KATIE ORR: A political ad playing on radio stations across Southern California depicts a scene a lot of people living here are familiar with.
(SOUNDBITE OF POLITICAL AD)
INSKEEP: Oh, I just got back from the supermarket and those pushy signature gatherers are back.
ORR: Unidentified Man: Oh, honey, please tell me you didn't sign their petitions.
(SOUNDBITE OF POLITICAL AD)
INSKEEP: Unidentified Woman: Are you kidding me?
ORR: San Diego Councilman Carl Demaio is one of the biggest supporters of eliminating city pensions. He's filed a complaint with the state attorney general's office asking for an investigation into the ad and other labor activities he says are designed to disrupt the initiative process.
CARL DEMAIO: I don't care whose initiative it's targeted at - it's wrong, it's deceptive, and the folks that have put this ad up should be held accountable.
ORR: Demaio also filed a complaint with the state's Fair Political Practices Commission. The complaint has since been dismissed. Demaio maintains labor unions are afraid his measure will pass if it does make it to the voters.
DEMAIO: And so what they're trying to do is scare Californians and San Diegans into not exercising their initiative rights under the Constitution.
ROGER SALAZAR: The complaint is frivolous and we feel that it's without merit and it will be dismissed.
ORR: Roger Salazar is spokesman for Californians Against Identity Theft. He says people who sign petitions should be cautious.
SALAZAR: I think we have every right to broadcast our views about the sordid history and the potential future abuses that are inherent in California signature gathering process.
ORR: Vladimir Kogan studies voter trends at the University of California San Diego. He says the chances of your identity being stolen based on signing a petition are slim. He says a lot of the information signers give is already public record.
VLADIMIR KOGAN: So for example, in my computer I have a data set of all voters in San Bernardino County. I not only have their addresses and birthdates, I know if they have a cat or a dog. I know what language they speak at home. I know how many kids they have. I know how old their kids are.
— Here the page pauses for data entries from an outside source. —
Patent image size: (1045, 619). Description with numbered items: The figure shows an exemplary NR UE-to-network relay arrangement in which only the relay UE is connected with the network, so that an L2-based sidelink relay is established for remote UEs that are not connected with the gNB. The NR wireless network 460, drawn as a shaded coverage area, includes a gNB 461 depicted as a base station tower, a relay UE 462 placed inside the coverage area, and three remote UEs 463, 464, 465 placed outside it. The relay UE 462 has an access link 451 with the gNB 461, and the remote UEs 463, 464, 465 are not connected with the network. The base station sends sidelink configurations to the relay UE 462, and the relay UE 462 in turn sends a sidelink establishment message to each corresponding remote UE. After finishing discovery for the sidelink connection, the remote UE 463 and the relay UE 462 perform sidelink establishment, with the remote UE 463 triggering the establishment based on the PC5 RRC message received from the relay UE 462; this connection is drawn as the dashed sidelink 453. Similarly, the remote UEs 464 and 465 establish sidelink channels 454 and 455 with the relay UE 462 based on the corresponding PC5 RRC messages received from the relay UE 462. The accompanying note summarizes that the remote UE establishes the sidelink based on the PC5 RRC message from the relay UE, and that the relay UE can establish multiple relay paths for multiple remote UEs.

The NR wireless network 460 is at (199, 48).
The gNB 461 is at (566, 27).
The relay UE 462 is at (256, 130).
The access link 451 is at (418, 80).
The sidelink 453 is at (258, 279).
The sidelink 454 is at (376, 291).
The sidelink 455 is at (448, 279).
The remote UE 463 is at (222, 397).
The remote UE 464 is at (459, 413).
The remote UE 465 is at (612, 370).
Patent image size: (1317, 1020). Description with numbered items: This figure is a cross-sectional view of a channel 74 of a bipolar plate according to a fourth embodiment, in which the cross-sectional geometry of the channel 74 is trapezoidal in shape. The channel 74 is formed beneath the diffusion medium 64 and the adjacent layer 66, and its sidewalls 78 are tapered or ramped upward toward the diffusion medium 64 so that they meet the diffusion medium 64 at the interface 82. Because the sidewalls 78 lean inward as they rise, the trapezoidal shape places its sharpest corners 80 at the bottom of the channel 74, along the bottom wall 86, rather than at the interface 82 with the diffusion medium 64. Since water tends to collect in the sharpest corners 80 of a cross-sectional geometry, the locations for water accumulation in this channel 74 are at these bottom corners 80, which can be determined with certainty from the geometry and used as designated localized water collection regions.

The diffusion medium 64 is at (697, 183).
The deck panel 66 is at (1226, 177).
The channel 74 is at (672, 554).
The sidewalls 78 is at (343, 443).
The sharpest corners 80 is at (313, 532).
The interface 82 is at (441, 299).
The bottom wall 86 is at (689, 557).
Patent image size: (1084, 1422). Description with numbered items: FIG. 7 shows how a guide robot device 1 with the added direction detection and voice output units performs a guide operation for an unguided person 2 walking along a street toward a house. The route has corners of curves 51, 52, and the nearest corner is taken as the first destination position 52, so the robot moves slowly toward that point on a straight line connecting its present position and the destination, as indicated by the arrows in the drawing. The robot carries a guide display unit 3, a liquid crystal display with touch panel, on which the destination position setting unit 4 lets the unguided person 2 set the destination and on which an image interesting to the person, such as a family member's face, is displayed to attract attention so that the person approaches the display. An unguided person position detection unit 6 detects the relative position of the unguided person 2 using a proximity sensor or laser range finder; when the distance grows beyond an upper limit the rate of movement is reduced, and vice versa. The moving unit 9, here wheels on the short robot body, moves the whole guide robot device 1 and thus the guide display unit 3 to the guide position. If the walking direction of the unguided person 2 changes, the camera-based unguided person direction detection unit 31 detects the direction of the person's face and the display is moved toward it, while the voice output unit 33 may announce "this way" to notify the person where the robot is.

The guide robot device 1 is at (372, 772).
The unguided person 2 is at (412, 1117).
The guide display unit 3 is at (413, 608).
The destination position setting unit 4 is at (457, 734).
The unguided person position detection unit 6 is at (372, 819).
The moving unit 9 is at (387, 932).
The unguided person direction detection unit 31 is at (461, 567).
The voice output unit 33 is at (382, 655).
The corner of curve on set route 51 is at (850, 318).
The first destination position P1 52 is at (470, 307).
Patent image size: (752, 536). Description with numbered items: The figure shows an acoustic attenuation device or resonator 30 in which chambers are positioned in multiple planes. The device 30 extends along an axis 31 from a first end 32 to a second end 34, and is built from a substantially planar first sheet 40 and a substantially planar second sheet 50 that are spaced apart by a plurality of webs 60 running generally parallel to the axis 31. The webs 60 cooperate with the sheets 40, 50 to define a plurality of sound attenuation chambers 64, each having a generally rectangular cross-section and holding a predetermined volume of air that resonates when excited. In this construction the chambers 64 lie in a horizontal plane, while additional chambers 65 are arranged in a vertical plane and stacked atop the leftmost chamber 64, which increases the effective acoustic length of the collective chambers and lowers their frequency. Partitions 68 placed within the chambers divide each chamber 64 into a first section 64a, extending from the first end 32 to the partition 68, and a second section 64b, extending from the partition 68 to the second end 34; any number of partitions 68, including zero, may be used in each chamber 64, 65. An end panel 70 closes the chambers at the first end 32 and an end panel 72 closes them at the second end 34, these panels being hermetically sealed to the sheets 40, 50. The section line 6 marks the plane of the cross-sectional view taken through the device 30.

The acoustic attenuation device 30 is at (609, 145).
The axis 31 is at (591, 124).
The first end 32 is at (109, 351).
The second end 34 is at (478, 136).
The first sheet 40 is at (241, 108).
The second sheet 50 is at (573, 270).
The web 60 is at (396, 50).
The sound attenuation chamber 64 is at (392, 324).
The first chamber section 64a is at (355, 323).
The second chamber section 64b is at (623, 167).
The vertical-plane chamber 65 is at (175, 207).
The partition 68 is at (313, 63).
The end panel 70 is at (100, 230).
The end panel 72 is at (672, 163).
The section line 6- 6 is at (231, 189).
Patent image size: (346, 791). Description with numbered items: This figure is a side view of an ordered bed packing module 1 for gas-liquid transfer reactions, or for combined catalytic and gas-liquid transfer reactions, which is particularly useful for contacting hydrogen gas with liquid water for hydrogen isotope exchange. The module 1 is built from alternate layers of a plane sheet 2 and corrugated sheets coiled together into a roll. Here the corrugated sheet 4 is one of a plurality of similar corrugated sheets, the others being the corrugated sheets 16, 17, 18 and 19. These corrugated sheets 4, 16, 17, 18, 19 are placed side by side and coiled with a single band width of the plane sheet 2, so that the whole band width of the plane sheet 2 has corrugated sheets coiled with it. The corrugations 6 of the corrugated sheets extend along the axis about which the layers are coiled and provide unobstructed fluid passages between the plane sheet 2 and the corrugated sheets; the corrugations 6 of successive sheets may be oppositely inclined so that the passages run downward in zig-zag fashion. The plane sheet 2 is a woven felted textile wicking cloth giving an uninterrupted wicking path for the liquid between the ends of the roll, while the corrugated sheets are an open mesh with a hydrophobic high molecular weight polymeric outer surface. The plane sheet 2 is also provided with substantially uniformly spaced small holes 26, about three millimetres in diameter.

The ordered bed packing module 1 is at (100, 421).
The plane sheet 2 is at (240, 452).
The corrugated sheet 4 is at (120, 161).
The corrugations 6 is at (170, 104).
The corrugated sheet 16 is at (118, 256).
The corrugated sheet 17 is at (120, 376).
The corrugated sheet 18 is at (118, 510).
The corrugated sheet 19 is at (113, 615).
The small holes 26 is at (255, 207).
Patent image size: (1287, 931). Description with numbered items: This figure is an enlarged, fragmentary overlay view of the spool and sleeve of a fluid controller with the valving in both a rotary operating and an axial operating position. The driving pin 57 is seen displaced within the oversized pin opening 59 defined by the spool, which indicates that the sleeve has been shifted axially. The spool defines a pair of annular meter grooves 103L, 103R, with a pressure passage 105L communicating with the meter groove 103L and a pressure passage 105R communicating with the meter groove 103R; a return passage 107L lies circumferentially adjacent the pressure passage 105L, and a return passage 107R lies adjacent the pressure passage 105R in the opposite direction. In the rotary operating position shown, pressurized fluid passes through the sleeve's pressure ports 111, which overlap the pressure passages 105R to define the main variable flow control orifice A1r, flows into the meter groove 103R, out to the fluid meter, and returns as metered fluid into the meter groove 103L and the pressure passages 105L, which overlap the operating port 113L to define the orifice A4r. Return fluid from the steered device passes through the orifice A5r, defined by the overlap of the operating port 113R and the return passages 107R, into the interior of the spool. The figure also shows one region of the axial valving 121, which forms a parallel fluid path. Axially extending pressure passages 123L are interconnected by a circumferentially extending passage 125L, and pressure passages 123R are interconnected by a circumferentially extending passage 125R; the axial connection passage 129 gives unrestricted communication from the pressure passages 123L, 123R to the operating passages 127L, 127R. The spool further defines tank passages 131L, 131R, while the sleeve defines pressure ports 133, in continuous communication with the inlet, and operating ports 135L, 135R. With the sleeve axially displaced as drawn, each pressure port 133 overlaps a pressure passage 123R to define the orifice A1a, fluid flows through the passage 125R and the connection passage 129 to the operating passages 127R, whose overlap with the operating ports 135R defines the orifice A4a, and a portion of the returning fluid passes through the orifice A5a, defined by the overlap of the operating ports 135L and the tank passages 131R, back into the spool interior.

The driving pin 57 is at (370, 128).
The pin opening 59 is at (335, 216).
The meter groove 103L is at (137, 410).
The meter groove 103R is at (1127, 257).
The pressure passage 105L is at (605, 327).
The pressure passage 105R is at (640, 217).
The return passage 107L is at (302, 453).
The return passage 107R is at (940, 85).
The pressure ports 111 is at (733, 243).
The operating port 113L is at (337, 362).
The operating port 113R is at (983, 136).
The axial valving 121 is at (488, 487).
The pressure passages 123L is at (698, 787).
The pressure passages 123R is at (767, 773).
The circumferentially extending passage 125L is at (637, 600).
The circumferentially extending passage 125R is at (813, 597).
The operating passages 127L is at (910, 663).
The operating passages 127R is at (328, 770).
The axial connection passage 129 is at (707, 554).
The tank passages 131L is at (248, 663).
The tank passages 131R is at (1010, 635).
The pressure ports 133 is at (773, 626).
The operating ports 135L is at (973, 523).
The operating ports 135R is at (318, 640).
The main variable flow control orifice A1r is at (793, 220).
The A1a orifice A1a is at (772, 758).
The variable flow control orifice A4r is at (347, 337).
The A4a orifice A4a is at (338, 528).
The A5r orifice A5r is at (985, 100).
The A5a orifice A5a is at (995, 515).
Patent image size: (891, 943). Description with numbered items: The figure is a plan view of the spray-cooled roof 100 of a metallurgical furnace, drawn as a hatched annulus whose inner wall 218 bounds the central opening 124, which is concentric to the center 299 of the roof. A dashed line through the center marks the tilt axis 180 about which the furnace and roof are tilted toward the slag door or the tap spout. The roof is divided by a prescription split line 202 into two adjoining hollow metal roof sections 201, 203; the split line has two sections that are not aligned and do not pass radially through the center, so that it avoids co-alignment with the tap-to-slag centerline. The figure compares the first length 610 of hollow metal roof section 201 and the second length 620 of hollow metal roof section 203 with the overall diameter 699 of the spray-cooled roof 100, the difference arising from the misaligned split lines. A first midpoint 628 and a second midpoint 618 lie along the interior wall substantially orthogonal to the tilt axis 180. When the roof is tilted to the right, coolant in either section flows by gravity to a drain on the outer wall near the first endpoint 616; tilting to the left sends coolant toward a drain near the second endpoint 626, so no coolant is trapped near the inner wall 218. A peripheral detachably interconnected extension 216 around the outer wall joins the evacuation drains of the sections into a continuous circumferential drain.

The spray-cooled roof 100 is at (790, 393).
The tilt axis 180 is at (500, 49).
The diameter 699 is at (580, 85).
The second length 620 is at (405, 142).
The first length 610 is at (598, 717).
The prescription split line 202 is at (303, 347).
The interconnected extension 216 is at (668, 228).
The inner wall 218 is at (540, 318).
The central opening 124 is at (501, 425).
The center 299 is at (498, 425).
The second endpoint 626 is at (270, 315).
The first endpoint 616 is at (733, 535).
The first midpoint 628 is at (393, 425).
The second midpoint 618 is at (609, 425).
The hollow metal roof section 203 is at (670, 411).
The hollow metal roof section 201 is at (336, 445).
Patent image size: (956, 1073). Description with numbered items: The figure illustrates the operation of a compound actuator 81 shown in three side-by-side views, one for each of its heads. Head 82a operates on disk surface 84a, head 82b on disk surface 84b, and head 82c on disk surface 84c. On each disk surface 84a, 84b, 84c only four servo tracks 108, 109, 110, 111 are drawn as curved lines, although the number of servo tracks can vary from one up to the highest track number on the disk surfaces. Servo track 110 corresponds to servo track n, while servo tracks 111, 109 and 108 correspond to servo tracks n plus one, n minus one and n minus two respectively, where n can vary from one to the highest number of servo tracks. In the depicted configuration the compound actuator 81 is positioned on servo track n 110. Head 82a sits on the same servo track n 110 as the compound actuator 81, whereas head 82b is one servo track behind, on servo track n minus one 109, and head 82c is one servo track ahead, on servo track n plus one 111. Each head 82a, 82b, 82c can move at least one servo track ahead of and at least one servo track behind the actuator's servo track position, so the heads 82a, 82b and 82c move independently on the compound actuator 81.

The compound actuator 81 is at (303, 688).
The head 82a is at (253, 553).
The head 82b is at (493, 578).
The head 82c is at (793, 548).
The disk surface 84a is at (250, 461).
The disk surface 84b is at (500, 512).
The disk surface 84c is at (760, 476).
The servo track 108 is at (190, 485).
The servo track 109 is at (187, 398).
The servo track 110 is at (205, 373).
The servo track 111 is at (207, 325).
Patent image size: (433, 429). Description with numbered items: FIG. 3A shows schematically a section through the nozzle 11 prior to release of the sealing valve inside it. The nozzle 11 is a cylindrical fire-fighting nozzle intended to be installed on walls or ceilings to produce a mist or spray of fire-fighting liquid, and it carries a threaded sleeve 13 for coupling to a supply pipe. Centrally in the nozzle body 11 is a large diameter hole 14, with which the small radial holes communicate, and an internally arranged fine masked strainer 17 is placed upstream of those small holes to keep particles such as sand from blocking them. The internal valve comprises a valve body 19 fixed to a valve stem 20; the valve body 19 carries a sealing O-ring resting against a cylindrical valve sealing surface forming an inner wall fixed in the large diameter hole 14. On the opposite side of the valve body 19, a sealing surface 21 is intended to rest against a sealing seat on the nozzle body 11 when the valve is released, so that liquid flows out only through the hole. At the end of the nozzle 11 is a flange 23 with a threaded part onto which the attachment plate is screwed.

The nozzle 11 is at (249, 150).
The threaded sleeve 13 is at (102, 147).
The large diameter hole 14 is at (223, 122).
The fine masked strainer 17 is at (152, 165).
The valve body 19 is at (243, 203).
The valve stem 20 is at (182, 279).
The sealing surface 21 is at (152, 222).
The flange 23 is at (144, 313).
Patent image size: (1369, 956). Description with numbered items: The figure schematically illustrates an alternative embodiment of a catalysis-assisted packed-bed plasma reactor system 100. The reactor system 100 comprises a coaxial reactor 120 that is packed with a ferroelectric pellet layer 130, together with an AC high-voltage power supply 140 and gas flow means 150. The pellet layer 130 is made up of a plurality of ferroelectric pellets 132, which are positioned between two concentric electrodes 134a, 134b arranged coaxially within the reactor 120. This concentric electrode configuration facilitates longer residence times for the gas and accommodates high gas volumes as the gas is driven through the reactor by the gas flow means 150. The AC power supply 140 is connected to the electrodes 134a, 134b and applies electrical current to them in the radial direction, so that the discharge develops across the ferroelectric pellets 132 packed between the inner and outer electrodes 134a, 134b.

ORR: But Kogan says it wouldn't be a bad thing if the ad gets people to think more critically about what they're signing. Still, he says California's initiative process has strayed far from its origins.
KOGAN: If you went back a hundred years and you asked the framers of the California Constitution and the framers of the initiative process what they envisioned, they would not envision paid signature collectors sitting outside of Wal-Mart.